Sunday, February 3, 2013
Sunday Review: Deathwatch (2002)
A WWI movie about a haunted trench that's boring and tedious? What exactly went wrong here?
The problem with the majority of horror films is a lack of originality. The setting is always the same; whether it’s a summer camp, a house in the suburbs or a cabin in the woods, the same demons and masked murderers pick off the same promiscuous teenagers again and again. Michael J. Bassett’s Deathwatch attempts to shake the formula up by setting his horror story in a WWI trench haunted by some unseen force, which slowly picks off the British soldiers trapped therein one by one. It’s not a terrible concept - the trenches where already like something out of a horror movie, so the idea is ripe for commentary. But a stilted presentation and the nebulous threat keep the film from being anything other than tedious.
The cast is fairly decent throughout, albeit wasted. Concerning a British platoon stranded in a German trench behind enemy lines, we spend the majority of the time with Pvt. Shakespeare, the fresh-faced, sixteen year-old recruit played by Jamie Bell. We don’t learn a whole lot about Shakespeare, other than he doesn’t like violence and he likes to ask questions in an increasingly high-pitched voice. The film is filled with other such empty, stock characters: the green, inexperienced captain, the sergeant who follows orders no matter what, the religious one, the athiest who argues with the religious one, the crazy one, etc. Whatever originality might be gleaned from the setting is instantly thrown out the window by populating the film with such empty characters. Not even Andy Serkis can do much with the part he’s given, as the character is enslaved to the shifting motivations of the shaky script.

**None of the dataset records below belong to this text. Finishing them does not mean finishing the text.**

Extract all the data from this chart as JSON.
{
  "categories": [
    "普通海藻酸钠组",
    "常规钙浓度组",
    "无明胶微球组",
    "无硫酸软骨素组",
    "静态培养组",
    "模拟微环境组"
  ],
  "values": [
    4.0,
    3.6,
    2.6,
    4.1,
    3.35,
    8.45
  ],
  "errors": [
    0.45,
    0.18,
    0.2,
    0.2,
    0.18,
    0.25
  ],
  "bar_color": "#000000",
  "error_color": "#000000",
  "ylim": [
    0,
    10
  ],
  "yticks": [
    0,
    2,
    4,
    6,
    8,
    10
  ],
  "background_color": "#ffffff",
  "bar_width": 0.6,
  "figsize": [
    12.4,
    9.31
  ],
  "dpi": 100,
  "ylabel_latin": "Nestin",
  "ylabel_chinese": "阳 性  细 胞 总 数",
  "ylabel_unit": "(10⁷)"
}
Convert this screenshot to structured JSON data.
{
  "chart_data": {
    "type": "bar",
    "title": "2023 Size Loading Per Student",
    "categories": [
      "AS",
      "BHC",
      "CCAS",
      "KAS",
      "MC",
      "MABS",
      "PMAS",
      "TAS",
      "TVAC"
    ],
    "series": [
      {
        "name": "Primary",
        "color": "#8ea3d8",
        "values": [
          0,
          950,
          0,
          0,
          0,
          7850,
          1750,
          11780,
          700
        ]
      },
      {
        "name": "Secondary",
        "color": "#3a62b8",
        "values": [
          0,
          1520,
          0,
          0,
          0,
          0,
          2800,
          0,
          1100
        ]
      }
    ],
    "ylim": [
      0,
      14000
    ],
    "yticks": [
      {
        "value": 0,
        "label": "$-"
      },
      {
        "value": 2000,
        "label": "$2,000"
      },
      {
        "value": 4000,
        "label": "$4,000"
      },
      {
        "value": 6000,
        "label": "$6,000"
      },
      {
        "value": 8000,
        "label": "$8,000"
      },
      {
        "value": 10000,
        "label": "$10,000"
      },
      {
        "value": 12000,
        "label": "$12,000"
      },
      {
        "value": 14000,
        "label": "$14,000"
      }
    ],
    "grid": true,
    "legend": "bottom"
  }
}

One thing Bassett does do well with his film is accurately capture the WWI trenches. There’s mud and blood and rats everywhere, and you can feel the cold and wetness of it all. But despite the admirable production design, the film’s look is flat and uninteresting. There are major lighting issues, and at times it looks like the film was never properly color-balanced. The washed-out look the film ultimately has helps in creating a believable environment, but the overall dullness makes the tedious script all the harder to bear.
The biggest problem is the supernatural presence that terrorizes the soldiers throughout. We never learn exactly what it is, how it works or why it’s so intent on killing everyone in the trench. Normally I don’t have a problem with such ambiguity - being a fan of H.P. Lovecraft, I’m all about demonic entities that operate on levels that mere human perception can only vaguely understand. But the force feels less like an otherworldly threat and more like Bassett making up stuff the thing can do as it’s convenient to the plot. There are some nice ideas at play, such as when the entity tortures the soldiers by mimicking an enemy attack, thus tricking them into killing each other - but again there’s a lack of focus. One minute the presence is possessing the soldiers, the next it’s shooting out barbed wire from the ground to strangle them. It’s clear Bassett wants to make an allegory for the war, but the delivery is so jumbled and confused that any thematic content therein arrives stillborn. A simpler threat would have made the conflict more immediate, and allowed Bassett to focus more on his characters and the weighty themes he clearly wanted the film to be about.
By the film’s end, when the dust has settled and the final twist is screwed into the plot, it’s hard to muster up the will to even care to figure out what it all means. In the hands of someone like Neil Marshall, we could have really had something here… But as it is, I’m afraid Deathwatch is a snoozer.